Answer: Reading research shows that the method most of us learned to read (i.e., solely using phonics) is handicapping students. When students learn that a letter makes a particular sound, then they assume there are 26 sounds. However, with all the exceptions and letter combinations, there are, in fact, more than 40 sounds in the English language.
With just a phonics understanding, (i.e., “p” says /p/), then students quickly question why classmates Sophie and Phillip don’t pronounce their names as So-p-hie or P-hillip. When teachers declare that a “c” says /k/ like in “computer” or “cat,” then students wonder why “city” isn’t pronounced as “kitty.” They need to know the /s/ sound is often made by the “s,” but it could be the “c,” like “circle” or “city.”
When instruction is limited to only phonics–then there are lots of rule exceptions and reader confusions.
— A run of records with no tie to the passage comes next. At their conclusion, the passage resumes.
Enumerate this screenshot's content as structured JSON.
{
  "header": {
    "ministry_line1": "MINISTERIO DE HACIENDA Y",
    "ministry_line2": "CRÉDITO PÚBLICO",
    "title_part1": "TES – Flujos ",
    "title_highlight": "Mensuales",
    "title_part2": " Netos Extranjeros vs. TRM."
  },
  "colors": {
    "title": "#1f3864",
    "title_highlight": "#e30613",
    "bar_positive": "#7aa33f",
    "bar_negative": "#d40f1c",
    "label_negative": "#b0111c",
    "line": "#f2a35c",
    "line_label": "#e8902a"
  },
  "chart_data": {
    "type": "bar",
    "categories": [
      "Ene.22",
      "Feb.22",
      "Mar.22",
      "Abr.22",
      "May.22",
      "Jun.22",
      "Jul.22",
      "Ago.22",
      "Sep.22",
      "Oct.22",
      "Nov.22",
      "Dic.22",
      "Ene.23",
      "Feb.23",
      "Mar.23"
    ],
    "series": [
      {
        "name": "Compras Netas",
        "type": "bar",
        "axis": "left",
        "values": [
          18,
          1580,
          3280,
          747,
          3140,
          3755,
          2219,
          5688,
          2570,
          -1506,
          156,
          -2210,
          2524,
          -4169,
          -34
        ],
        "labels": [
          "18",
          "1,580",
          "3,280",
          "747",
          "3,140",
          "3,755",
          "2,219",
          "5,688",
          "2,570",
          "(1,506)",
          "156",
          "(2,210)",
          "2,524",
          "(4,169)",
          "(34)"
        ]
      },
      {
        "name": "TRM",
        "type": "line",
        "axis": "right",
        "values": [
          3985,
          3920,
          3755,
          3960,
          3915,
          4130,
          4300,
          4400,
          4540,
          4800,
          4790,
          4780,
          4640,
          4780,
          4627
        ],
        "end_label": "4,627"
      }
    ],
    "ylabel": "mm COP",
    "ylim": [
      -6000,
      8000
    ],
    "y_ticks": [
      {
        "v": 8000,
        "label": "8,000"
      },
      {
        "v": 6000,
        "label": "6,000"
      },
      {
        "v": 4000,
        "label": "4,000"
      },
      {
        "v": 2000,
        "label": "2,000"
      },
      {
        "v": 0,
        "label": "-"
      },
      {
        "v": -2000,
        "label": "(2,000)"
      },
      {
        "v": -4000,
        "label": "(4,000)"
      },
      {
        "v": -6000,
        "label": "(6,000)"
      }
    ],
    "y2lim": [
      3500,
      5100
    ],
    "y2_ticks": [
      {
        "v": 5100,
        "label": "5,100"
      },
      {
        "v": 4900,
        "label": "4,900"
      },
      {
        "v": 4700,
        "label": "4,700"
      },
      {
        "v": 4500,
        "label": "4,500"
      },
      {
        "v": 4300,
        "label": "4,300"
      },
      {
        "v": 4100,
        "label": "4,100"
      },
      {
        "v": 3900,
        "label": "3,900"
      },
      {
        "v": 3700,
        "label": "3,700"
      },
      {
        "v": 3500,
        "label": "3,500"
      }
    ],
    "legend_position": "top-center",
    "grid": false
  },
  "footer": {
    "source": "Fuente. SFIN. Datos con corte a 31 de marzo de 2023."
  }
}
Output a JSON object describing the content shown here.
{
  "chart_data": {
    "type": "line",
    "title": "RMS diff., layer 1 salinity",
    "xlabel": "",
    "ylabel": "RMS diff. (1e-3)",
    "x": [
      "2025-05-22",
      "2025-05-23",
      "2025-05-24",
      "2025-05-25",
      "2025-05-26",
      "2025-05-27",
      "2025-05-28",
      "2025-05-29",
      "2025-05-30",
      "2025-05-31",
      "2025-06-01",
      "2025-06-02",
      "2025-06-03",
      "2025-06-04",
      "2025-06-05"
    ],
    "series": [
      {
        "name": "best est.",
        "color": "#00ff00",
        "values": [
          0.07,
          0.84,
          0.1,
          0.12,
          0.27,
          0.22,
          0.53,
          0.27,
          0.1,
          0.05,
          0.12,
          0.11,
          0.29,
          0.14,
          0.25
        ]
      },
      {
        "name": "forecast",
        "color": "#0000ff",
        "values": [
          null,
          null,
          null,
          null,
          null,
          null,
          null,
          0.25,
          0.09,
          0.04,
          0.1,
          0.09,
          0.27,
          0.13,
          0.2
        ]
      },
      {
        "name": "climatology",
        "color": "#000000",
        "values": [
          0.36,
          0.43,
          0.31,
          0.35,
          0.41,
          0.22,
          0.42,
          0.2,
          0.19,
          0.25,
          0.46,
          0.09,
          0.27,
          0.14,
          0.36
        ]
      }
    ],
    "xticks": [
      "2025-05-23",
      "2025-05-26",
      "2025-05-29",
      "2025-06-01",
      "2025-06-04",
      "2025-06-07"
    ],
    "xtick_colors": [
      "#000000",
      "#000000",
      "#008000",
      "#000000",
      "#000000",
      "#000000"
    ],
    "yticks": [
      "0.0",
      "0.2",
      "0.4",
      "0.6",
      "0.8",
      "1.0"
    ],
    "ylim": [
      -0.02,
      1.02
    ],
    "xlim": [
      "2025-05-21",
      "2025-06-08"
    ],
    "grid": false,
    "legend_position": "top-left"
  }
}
Therefore, establish a foundation of phonemic awareness first. Provide plenty of time for students to hear sounds: count sounds, slide sounds, blend sounds, and stretch sounds. First build students’ ability to hear and say a sound before revealing the letter(s) or letter combinations that make that sound. Taking the time to do this will make them stronger decoders and word attackers in their reading.
To target sounds only, use pictures rather than letters. Whether students cut images out of magazines (or the teacher provides them), they are to group them by sound. For example, have students work with partners to sort pictures that make a /k/ sound. These may include images like a kite and cookie. Later, after revealing that the /k/ sound could come from a variety of letters, the students go back to the same picture sorts and label the pictures with “k” or “c.” (Eventually, when teaching sounds in the middle of words, introduce that the same /k/ sound may come from a letter combination–“ck.”)
By starting with phonemic awareness, students don’t get in the habit of assuming that every sound is always represented by the same single letter. They learn that there are potentially more than one letter/letter combination that could create the same sound. This creates stronger readers and word attackers.
Article originally posted January 18, 2010 and updated in March 2019.